The Love Islanders advertised the results to their impressionable young audience. That's more shocking than the fact that size 26 model and campaigner Tess Holliday (pictured) is gracing the cover of October's Cosmo, driving "fat-shamers" into fury. Calm down, dears. She is a big and beautiful woman. The cover is a cool two-fingers up to the twin cults of tyranny (youth and beauty) that can dominate and destroy lives.

For years, so-called "payday lenders" such as Wonga have made the lives of millions a misery, says Labour MP Stella Creasy in The Sun. As Wonga goes into administration, now is not the time to celebrate, but to call for action to make sure no-one else gets hooked by the other legal loan sharks now circling consumers.

Thanks to the crackdown on exploitative payday lending, it's the sharks themselves who are fearing a knock at the door as claims mount over earlier debt-collection practices. Rather than mend their ways, those same companies that offered eye-watering rates of interest are now simply changing the label on their loans to evade the regulators. Wonga may be going under, but unless we act now, sharks are still a threat.

Five of the top seven Leave-voting constituencies that now have a majority of voters in favour of remaining in the European Union, according to some polls, are in the North, says Brian Reade in the Daily Mirror.
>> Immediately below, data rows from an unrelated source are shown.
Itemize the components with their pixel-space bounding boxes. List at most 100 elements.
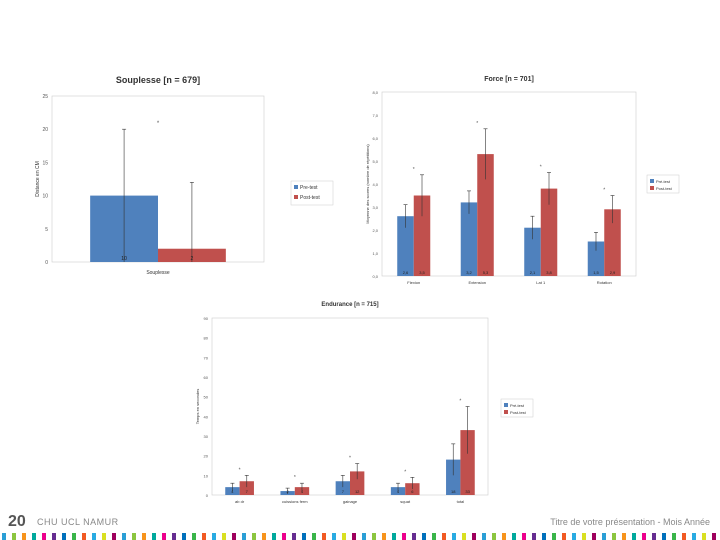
y-tick-label: 15: [42, 160, 48, 166]
footer-dash: [272, 533, 276, 540]
footer-dash: [602, 533, 606, 540]
footer-dash: [692, 533, 696, 540]
legend-label: Pré-test: [656, 179, 671, 184]
footer-dash: [232, 533, 236, 540]
footer-dash: [712, 533, 716, 540]
significance-marker: *: [349, 456, 351, 462]
footer-dash: [612, 533, 616, 540]
y-tick-label: 4,0: [372, 182, 378, 187]
footer-dash: [402, 533, 406, 540]
legend-label: Pré-test: [510, 403, 525, 408]
footer-dash: [52, 533, 56, 540]
bar-post: [604, 209, 621, 276]
footer-dash: [302, 533, 306, 540]
y-tick-label: 50: [204, 395, 209, 400]
footer-dash: [412, 533, 416, 540]
data-label: 2: [287, 489, 290, 494]
footer-dash: [632, 533, 636, 540]
footer-dash: [192, 533, 196, 540]
footer-dash: [482, 533, 486, 540]
data-label: 5,3: [483, 270, 489, 275]
x-tick-label: Rotation: [597, 280, 612, 285]
footer-dash: [492, 533, 496, 540]
footer-dash: [152, 533, 156, 540]
legend-swatch: [504, 403, 508, 407]
footer-dash: [332, 533, 336, 540]
footer-dash: [532, 533, 536, 540]
footer-dash: [82, 533, 86, 540]
y-tick-label: 6,0: [372, 136, 378, 141]
significance-marker: *: [239, 467, 241, 473]
footer-dash: [262, 533, 266, 540]
legend-label: Pre-test: [300, 185, 318, 191]
footer-dash: [472, 533, 476, 540]
x-tick-label: Flexion: [407, 280, 420, 285]
data-label: 4: [301, 489, 304, 494]
y-tick-label: 70: [204, 355, 209, 360]
footer-dash: [22, 533, 26, 540]
x-tick-label: Extension: [468, 280, 486, 285]
bar-pre: [335, 481, 350, 495]
legend-swatch: [294, 195, 298, 199]
footer-dash: [32, 533, 36, 540]
y-tick-label: 20: [42, 127, 48, 133]
chart-force-svg: Force [n = 701] 0,0 1,0 2,0 3,0 4,0 5,0 6,0 7,0 8…: [365, 76, 680, 285]
footer-dash: [572, 533, 576, 540]
footer-dash: [592, 533, 596, 540]
legend-box: [646, 174, 680, 194]
y-tick-label: 40: [204, 414, 209, 419]
y-tick-label: 90: [204, 316, 209, 321]
bar-post: [413, 195, 431, 276]
y-tick-label: 25: [42, 94, 48, 100]
footer-dash: [12, 533, 16, 540]
bar-pre: [587, 241, 605, 276]
data-label: 3,2: [466, 270, 472, 275]
footer-dash: [102, 533, 106, 540]
bar-post: [477, 154, 494, 276]
footer-dash: [352, 533, 356, 540]
footer-dash: [682, 533, 686, 540]
presentation-title: Titre de votre présentation - Mois Année: [550, 517, 710, 527]
footer-dash: [392, 533, 396, 540]
legend-swatch: [650, 179, 654, 183]
plot-area: [381, 91, 637, 277]
data-label: 12: [355, 489, 360, 494]
footer-dash: [502, 533, 506, 540]
legend-label: Post-test: [656, 186, 673, 191]
footer-dash: [162, 533, 166, 540]
footer-dash: [202, 533, 206, 540]
footer-dash: [122, 533, 126, 540]
footer-dash: [552, 533, 556, 540]
footer-dash: [652, 533, 656, 540]
data-label: 7: [342, 489, 345, 494]
footer-dash: [702, 533, 706, 540]
footer-dash: [42, 533, 46, 540]
chart-endurance: Endurance [n = 715] 0 10 20 30 40 50 60 70 80 90 Te…: [192, 296, 534, 511]
y-tick-label: 10: [42, 194, 48, 200]
footer-dash: [142, 533, 146, 540]
data-label: 7: [246, 489, 249, 494]
legend-label: Post-test: [300, 195, 320, 201]
y-tick-label: 60: [204, 375, 209, 380]
footer-dash: [282, 533, 286, 540]
footer-dash: [622, 533, 626, 540]
significance-marker: *: [294, 475, 296, 481]
significance-marker: *: [413, 167, 415, 173]
footer-dash: [542, 533, 546, 540]
footer-dash: [642, 533, 646, 540]
data-label: 18: [451, 489, 456, 494]
y-axis-label: Moyenne des scores (nombre de répétition…: [365, 144, 370, 224]
y-tick-label: 3,0: [372, 205, 378, 210]
bar-post: [460, 430, 475, 495]
bar-pre: [460, 202, 478, 276]
significance-marker: *: [540, 165, 542, 171]
footer-dash: [112, 533, 116, 540]
legend-box: [500, 398, 534, 418]
y-tick-label: 1,0: [372, 251, 378, 256]
significance-marker: *: [404, 469, 406, 475]
organization-name: CHU UCL NAMUR: [37, 517, 119, 527]
significance-marker: *: [459, 399, 461, 405]
y-tick-label: 30: [204, 434, 209, 439]
y-tick-label: 8,0: [372, 90, 378, 95]
footer-dash: [2, 533, 6, 540]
That may be down to the dawning realisation that when EU funding to the poorest areas dries up after Britain leaves, the Tories won't inject fresh cash.

Between 2007 and 2013, Brussels funded more than 20,000 projects in the North can you see the Tories matching those sums? They couldn't give a flying ferret about the needs of anyone who can't keep them in power. So, if you live in an area where Tory votes are thin on the ground, don't expect many golden leaves to fall. The saddest part is that the people most affected voted for their fate.